Take the above, two and a half out of five star rating with a grain of salt. When a movie is made for a very specific audience, it is difficult to write-up an objective review when I am one of the folks the film is aiming to cater to. No, not middle aged, white males from the suburbs and not necessarily fifteen year-old girls. The movie is made for folks who have read the book – plain and simple. Young or old, man or woman, if you have read the book, at the very least you will be entertained and feel good about what you have seen. Not in the 24 million pool of folks who have read the trilogy? Sorry, this movie ain’t for you. I am guessing, but in all likelihood the non-readers will feel cheated and confused about what all this hype is about; without the source material in the back of your mind, The Hunger Games might just be one of the most bafflingly uninteresting films of the year.
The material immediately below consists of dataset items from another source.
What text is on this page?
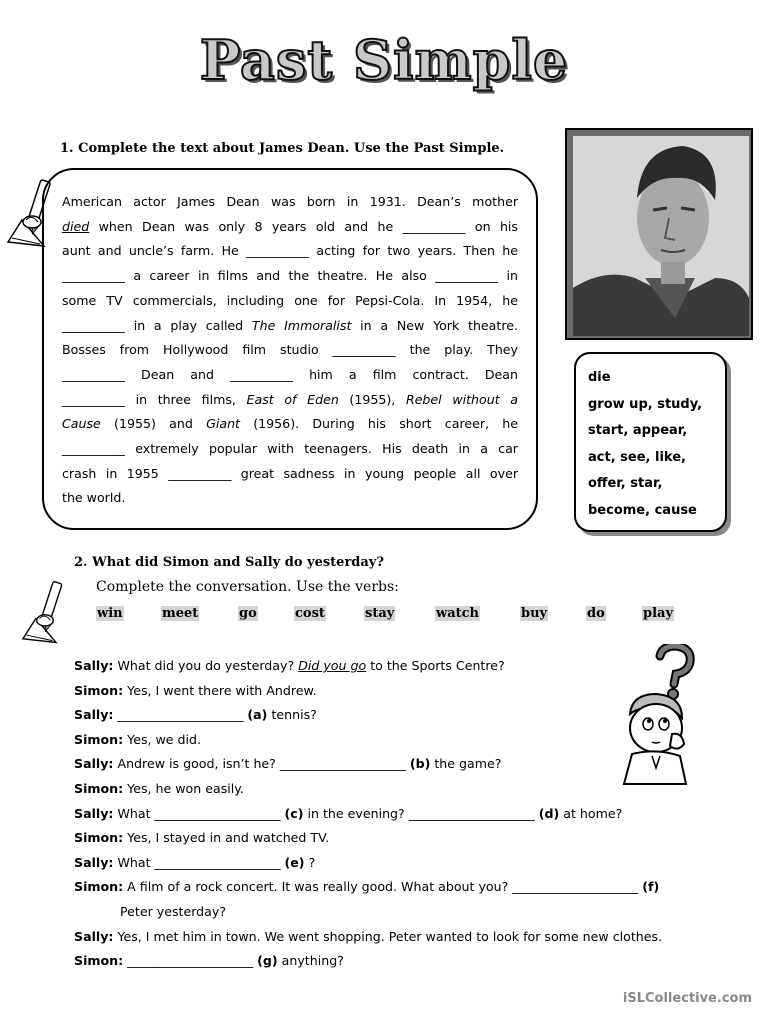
Past Simple
1. Complete the text about James Dean. Use the Past Simple.

American actor James Dean was born in 1931. Dean’s mother

died when Dean was only 8 years old and he __________ on his

aunt and uncle’s farm. He __________ acting for two years. Then he

__________ a career in films and the theatre. He also __________ in

some TV commercials, including one for Pepsi-Cola. In 1954, he

__________ in a play called The Immoralist in a New York theatre.

Bosses from Hollywood film studio __________ the play. They

__________ Dean and __________ him a film contract. Dean

__________ in three films, East of Eden (1955), Rebel without a

Cause (1955) and Giant (1956). During his short career, he

__________ extremely popular with teenagers. His death in a car

crash in 1955 __________ great sadness in young people all over

the world.

die
grow up, study,
start, appear,
act, see, like,
offer, star,
become, cause
2. What did Simon and Sally do yesterday?
Complete the conversation. Use the verbs:
win	meet	go	cost	stay	watch	buy	do	play
Sally: What did you do yesterday? Did you go to the Sports Centre?
Simon: Yes, I went there with Andrew.
Sally: ____________________ (a) tennis?
Simon: Yes, we did.
Sally: Andrew is good, isn’t he? ____________________ (b) the game?
Simon: Yes, he won easily.
Sally: What ____________________ (c) in the evening? ____________________ (d) at home?
Simon: Yes, I stayed in and watched TV.
Sally: What ____________________ (e) ?
Simon: A film of a rock concert. It was really good. What about you? ____________________ (f)
Peter yesterday?
Sally: Yes, I met him in town. We went shopping. Peter wanted to look for some new clothes.
Simon: ____________________ (g) anything?
iSLCollective.com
In an unspecified year of the future, some sort of disastrous event has split the populated world into twelve districts; some rich, some poor. All districts are overseen by a fascist regime and dictator. To keep the people of the various districts repressed, yet at the same time to keep up spirits and giving them something to root for (and against), the government arranges an annual “celebration” know as the hunger games. One boy and one girl from each district is selected by lottery to represent their district in a battle to the death. Throughout the banquets, training and media tours leading up to the actual games, alliances forge, romances blossom and rivalries surge; with a little bit of politics and clever strategy thrown in for good measure. It’s a fight to the death and only one shall walk away as victor. (And, for that matter, alive.)